I must say I do miss illustration and graphic work in general.  Before teaching, I designed and made wooden toys and other sculptural stuff.  They sold all over the place:  Nieman Marcus and Bergdorf Goodman in the States, the Victoria and Albert Museum in England, Naef in Switzerland and many, many more around the world.  You may have one of my Animal Boxes at home, for instance.  I took part in exhibitions at the Barbican and the Museum of Childhood in London, and Le Galerie de Jouets at the Louvre in Paris, and again, many more over a period of about twenty years.  I designed pencil boxes for Stabilo, lighting for Quandt Originelle in Germany and children's quilts and bedding for Banian.
Then, or at the same time, I illustrated some children's picture books for Barefoot Books.  So now, I'm writing full-length fiction for an older age-group.  No pictures.  What am I going to do?

Saturday 19 May 2012

I've been watching some sparring going on in one of my linkedin groups recently.  The subject has been about writing.  In the blue corner, creative writing; in the red corner, the need to respect and adhere to garmmatical rules.  I think the war is a phony one.  Being in command of basic grammar is essential if creative writing is to take place.  Of course, you might break all the rules.  Why not?  But it's so much better if you know what the rules are in the first place.  Picasso, for instance, doesn't crash through all the leading art conventions by accident.  At least, you wouldn't think this if you've ever looked through his 'cahiers' - his workbooks - which show you just how much he planned those masterpieces that look so free and spontaneous.  In terms of rule-following and creativity, what's true for painting is true for creative writing.

Monday 14 May 2012

The Dragonscale Blade cover

I haven't been happy with the pale green cover design.  It wasn't my first choice of background colours, but then the original one was so dark the red lettering clashed so much it made your eyes water.  Also there was nothing there that a reader might relate to.  No sign of life whatsoever apart from the rubbery-looking reptilian hand.  I tried a photoshopped face,but that turned out to look like a cross between Mr.
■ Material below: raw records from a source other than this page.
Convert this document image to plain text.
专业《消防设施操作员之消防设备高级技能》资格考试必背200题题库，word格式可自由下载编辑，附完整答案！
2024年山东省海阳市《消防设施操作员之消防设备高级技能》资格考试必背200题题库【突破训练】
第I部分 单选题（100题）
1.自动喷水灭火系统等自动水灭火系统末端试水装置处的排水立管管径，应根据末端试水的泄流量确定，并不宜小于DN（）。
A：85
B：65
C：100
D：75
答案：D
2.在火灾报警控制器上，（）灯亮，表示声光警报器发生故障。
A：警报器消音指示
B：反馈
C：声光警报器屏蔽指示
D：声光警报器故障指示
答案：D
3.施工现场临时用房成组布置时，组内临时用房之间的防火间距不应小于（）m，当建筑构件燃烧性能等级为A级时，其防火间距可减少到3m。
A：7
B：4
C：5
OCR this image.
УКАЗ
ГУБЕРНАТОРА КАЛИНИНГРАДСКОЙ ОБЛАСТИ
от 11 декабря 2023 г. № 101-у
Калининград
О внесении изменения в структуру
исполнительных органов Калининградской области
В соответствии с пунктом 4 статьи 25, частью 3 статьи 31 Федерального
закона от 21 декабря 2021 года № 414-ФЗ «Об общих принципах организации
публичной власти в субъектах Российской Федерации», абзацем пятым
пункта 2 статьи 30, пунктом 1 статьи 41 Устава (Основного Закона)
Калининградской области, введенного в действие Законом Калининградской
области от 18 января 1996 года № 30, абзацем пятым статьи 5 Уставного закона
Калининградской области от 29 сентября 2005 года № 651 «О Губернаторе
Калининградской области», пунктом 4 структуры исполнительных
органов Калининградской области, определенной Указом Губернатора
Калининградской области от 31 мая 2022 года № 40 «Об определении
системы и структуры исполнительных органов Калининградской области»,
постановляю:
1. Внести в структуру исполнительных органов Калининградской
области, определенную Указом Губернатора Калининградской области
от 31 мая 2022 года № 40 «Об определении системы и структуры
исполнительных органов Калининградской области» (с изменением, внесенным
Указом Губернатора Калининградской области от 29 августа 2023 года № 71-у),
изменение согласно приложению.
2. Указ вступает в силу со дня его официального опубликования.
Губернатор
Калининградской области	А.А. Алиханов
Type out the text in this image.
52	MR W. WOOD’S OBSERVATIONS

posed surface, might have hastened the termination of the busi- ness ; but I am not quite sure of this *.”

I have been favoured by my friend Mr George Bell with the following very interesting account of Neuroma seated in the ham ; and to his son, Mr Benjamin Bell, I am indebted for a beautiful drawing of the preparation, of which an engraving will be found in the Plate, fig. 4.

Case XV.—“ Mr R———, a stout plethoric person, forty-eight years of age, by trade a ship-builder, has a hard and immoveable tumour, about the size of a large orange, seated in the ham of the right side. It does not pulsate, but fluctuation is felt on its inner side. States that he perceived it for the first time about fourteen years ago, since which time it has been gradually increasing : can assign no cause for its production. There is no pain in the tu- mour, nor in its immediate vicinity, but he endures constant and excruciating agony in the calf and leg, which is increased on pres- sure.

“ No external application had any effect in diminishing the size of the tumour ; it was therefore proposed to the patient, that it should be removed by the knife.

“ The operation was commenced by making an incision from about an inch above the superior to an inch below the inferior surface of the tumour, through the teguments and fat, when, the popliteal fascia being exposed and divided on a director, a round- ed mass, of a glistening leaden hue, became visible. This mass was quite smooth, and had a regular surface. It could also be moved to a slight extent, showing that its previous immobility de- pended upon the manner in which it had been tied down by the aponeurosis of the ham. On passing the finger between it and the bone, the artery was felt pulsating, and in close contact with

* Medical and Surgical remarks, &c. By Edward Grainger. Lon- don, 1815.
Spock and the lizard man that I often see attending the men's toilets in one of the main London stations.  (If you're quick, you might just catch a glimpse of it - the cover, not the lizard man - on Amazon before I take that one down too.)  A third, simpler cover should appear in a day or two.  I'm not sure it says everything I want it to, but that's it now.  No more.  I've got other things to get on with, including figuring out who the real murderer is in my forthcoming sequel, The Book of Zanj.

Monday 7 May 2012

Origins of the Story

Looking at my files, I dscovered the picture of al-Azraq was downloaded about 3 years ago.  The story of Vincent of Baalfire has gone through some transformations.
It started when I found out about this Arab leader called al-Azraq, but referred to by the local Christians as El Drac - the Devil or the Dragon.  I'd been to Andalucia a few times and was fascinated by the Arabic civilisation, its inventiveness and intellectual progress, that stretched at one point from Persia across northern Africa to Spain.
The Dragonscale Blade started as a tale about ordinary people in medieval times, and one boy in particular, being caught up in an act of aggression that had nothing to do with them. (Doesn't this happen all the time?)
I enjoyed all the minor characters in it.  They were all colourful.  The main character, however, didn't really come to life for me until I made him a kid from the 21st century.  Vinny changed everything.